Two Methods To Make A Huge Saving When Buying Your Home

March 16, 2009 by  
Filed under On Your Mortgage

There is no doubt that purchasing your first property is the most important and exciting business transaction you will ever make. Getting on that first rung of the ladder transports you into a whole new world of ownership and with it brings stark financial responsibility. Your mortgage can span anything up to 30 years depending on how much cash you can spare towards the initial endowment and your credit record must be as good as pristine.

Maybe you are reasonably well off or are struggling a bit, either way you still want to obtain the best deal you can and save money where possible. When buying your house there are two main methods that will increase your chances of saving money and effort, these are, owner financing and an assumable mortgage from the existing owner.

An assumable mortgage is where you have the opportunity to take over the existing mortgage of the previous owner along with the same interest rate they have. In most cases this interest rate will either be equal to or lower than the current rate helping you save. If your lender approves of the assumable mortgage then the mortgage is yours.

However, there can be a case where the entire cost of the house is not covered by the assumable mortgage where the seller is selling the house for a higher price than the mortgage. In this case, you, as the buyer will have to finance the additional sum either by taking a loan or paying in full. The lender may have different terms for the additional loan due to the current market conditions and your credit rating.

Moving on to the second method owner financing is dependent on two factors – that the buyer cannot obtain a mortgage loan and the owner is keen to sell the house as quickly as possible, however, it is probably a shrewd move for the buyer to investigate the reason for the hurried sale of the house.

This agreement includes the buyer paying monthly instalments to the seller of an agreed sum and often at a reduced rate compare to that of a traditional lender. There is no risk of loss to the seller if instalments are not made as the house itself stands as the security and should the buyer default the seller regains ownership of the home.

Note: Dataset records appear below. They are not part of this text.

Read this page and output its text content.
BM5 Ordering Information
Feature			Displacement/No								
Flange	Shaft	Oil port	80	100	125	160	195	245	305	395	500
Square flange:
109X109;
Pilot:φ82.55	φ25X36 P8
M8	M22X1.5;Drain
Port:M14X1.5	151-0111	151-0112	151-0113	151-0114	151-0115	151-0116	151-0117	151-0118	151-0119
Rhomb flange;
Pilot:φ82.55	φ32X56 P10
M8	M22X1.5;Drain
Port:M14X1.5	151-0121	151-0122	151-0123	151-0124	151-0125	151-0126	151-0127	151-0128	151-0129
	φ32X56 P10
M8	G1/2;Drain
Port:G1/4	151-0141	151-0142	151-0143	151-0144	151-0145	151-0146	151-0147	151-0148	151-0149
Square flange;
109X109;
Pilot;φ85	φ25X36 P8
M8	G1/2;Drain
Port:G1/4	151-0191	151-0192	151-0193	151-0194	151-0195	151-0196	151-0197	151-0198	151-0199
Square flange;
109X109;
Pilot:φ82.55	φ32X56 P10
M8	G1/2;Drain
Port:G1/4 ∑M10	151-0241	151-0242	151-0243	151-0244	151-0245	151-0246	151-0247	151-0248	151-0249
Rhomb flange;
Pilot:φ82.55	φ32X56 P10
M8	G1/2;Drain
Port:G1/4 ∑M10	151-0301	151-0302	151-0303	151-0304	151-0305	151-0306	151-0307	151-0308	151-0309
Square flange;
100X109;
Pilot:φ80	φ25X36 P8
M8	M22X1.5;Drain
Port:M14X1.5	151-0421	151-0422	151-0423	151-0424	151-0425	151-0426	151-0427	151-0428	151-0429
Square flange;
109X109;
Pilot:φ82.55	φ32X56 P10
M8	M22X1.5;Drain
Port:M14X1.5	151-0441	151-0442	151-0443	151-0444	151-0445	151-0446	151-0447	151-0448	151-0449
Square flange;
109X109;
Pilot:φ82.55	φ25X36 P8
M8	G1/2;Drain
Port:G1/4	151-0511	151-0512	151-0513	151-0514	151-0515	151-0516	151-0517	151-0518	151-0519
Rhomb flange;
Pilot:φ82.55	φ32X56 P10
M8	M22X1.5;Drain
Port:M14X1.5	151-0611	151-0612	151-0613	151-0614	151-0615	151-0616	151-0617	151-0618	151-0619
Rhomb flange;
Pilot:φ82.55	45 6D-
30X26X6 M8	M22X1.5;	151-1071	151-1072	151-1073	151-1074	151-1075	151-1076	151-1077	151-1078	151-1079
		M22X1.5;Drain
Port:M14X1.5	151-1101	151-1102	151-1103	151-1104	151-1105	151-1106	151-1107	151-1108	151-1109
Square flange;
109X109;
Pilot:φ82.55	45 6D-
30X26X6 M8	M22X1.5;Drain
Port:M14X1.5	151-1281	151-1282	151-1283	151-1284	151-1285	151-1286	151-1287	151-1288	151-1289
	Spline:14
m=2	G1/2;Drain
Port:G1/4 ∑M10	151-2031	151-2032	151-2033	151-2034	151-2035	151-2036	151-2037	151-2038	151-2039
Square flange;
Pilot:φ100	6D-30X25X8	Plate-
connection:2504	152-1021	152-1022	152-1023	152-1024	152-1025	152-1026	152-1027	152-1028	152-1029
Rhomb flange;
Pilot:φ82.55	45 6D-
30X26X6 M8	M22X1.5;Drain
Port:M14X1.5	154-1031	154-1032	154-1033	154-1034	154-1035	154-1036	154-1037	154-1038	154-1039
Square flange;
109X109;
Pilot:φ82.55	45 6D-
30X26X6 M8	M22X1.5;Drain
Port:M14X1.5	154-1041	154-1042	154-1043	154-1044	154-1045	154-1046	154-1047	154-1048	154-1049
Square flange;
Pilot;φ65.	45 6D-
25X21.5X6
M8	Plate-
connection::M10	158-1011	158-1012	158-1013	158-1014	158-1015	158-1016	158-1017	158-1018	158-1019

This method also gives benefits to both parties involved where the seller saves on capital gains tax and the buyer saves money on private mortgage insurance and other expensive lender fees.

When times are hard it is possible to draw upon other resources and methods for buying your house and avoid some of the heavy and costly load it brings. Lenders are happy to help you in your quest to buy your first home but they are also happy to give your wallet a spring clean.